5 Yahvé éprouve le juste et l’impie.
Qui aime la violence, son âme le hait.
6 Il fera pleuvoir sur les impies des charbons,
feu et soufre et vent de tempête,
c’est la coupe qu’ils auront en partage.
7 Yahvé est juste, il aime la justice,
les cœurs droits contempleront sa face.
(Bible de Jérusalem)
Contrairement à un psaume comme le Ps 4 où le suppliant est angoissé devant Dieu (cf. « pitié pour moi, écoute ma prière ! », Ps 4,2), le Ps 11 est un psaume de pleine confiance dans le Seigneur. Certains psaumes, comme les Ps 7, 16, 31, 57, 71, commencent de la même façon, c’est-à-dire en affirmant qu’en Dieu se trouve notre refuge, mais c’est pour, dans un deuxième temps, crier notre détresse à Dieu, Lui dire : « parce que nous avons notre refuge en Toi, Tu dois nous aider, Tu dois nous sauver ». Ici il n’en est rien, c’est une confiance absolue en Yahvé qui est ensuite exposée.

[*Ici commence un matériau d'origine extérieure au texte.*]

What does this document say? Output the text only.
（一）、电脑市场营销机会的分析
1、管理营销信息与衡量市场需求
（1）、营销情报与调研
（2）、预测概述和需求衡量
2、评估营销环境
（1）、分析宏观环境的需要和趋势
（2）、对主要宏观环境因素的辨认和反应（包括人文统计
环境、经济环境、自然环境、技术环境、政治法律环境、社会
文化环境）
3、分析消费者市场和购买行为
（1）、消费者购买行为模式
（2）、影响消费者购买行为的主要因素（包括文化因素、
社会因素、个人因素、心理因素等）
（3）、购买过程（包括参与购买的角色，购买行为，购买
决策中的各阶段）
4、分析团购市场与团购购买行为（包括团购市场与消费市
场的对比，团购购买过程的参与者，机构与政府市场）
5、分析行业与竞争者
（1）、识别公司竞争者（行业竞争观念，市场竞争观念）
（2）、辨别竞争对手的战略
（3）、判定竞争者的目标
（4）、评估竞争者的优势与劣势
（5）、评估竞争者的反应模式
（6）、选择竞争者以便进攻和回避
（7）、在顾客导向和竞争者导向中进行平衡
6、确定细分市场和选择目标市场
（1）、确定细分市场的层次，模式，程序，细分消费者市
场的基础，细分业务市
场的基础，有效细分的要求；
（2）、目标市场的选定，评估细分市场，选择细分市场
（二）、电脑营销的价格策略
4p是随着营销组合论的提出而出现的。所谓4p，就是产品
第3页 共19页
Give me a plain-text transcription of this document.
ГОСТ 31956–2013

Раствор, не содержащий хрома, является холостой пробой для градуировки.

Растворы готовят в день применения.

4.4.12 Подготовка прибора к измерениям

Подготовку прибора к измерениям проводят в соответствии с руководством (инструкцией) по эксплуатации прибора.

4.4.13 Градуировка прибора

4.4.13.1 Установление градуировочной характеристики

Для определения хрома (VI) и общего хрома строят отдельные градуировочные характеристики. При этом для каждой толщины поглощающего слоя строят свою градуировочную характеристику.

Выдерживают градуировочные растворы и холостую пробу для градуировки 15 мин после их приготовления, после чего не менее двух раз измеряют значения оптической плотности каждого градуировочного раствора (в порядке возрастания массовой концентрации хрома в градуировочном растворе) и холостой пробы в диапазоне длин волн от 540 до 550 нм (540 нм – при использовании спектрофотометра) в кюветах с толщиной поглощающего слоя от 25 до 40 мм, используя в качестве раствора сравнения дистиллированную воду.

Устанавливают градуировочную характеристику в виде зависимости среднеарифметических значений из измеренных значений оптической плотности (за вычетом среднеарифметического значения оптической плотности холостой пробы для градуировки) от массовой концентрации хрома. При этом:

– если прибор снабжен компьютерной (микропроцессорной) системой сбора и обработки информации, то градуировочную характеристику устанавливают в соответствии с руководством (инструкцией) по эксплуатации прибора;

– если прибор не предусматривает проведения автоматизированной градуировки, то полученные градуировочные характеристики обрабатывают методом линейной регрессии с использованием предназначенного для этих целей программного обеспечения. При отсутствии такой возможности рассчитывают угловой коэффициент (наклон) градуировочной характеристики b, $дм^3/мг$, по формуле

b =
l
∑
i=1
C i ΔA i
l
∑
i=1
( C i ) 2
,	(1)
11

Le psalmiste s’adresse à des personnes qui lui disent de faire attention à ceux qui lui veulent du mal ; ces impies, qui sont là tapis dans l’ombre, et cherchent le bon moment pour l’atteindre. Ne nous trompons pas ! Ces impies, ennemis du juste, ne sont pas à l’extérieur de la communauté, mais bien à l’intérieur. Ce sont ceux qui sont proches qui lui veulent du mal. La réponse du psalmiste est admirable. Il invite ses interlocuteurs à cesser d’avoir peur pour lui et les encourage à tenir fermement. Sa confiance est absolue et elle trouve sa source en Dieu. « Yahvé est juste, il aime la justice », aussi le mal ne peut pas atteindre celui qui pratique la justice.
La structure du psaume est facile à repérer. Les vv. 1-3 rapportent les avertissements de certains membres de la communauté envers le psalmiste ; les vv. 4-7 relatent la réponse pleine de foi en Yahvé du psalmiste.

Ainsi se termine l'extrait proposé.